Rhodococcus equi (R. hoagii) is an opportunistic pathogen commonly found in foals up to 6 months old and animal environment. The R. equi genome contains genetically stable chromosomal DNA and an 80–90 kb plasmid containing vapA gene, responsible for virulence. Most reports from around the world focus on the determination of R. equi plasmid profiles. Few studies have attempted to determine differences in nucleotide sequences between virulent strains of R. equi isolated from foals and breeding environment.
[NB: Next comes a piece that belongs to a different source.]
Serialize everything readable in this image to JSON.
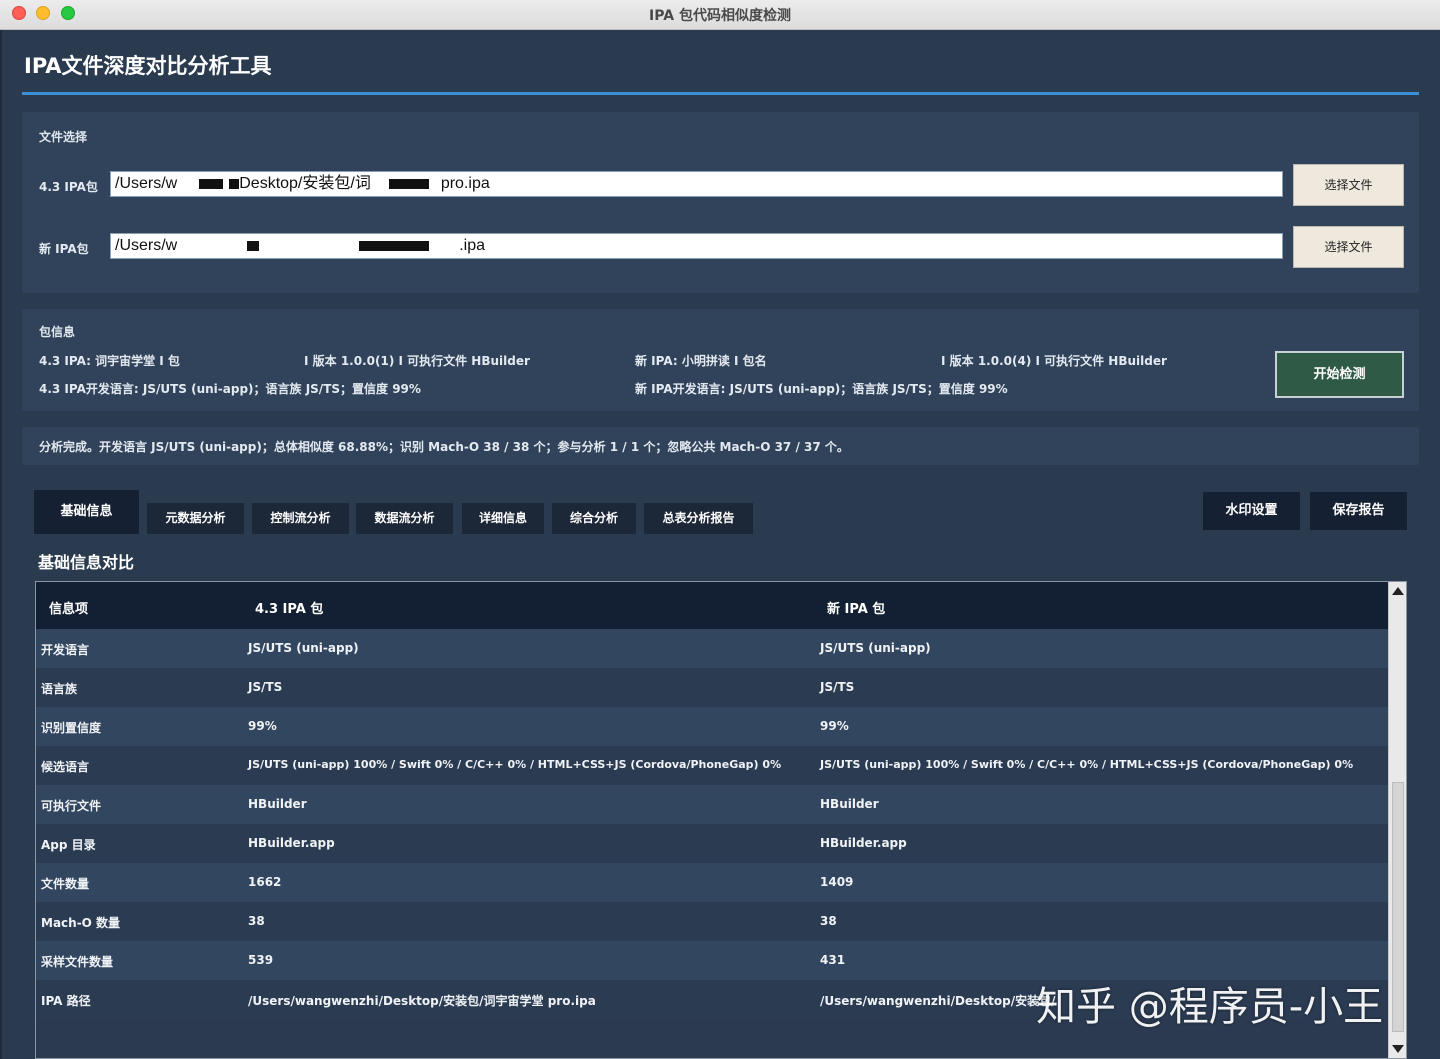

The aim of the study was to perform a molecular analysis of a fragment of the chromosomal gene encoding the 16S rRNA subunit and the vapA plasmid gene of virulent R. equi strains isolated on Polish studs from foals and from the breeding environment of horses. The sequencing method was used to compare the primary structure of fragments of the chromosomal and plasmid DNA of the virulent R. equi strains. The sequences of 22 clinical and 18 environmental R. equi isolates were compared with the sequences of the gene fragments of reference strains available in the NCBI GenBank database. All sequenced 16S rRNA amplicons of Polish field strains were identical and showed 99.5% similarity to the four randomly selected sequences of this gene fragment in the GenBank database. The results confirm that fragments of the 16S rRNA gene of R. equi strains are highly conserved and do not undergo variation in field conditions. Analysis of the sequencing results for the vapA gene fragment of the strains used in our study revealed two polymorphic variants and clear differences between the sequences of strains isolated from foals and from soil samples. Presumably, R. equi strains present in the breeding environment are more exposed than clinical strains to adverse external factors. This may result in changes in the DNA sequence due to natural selection.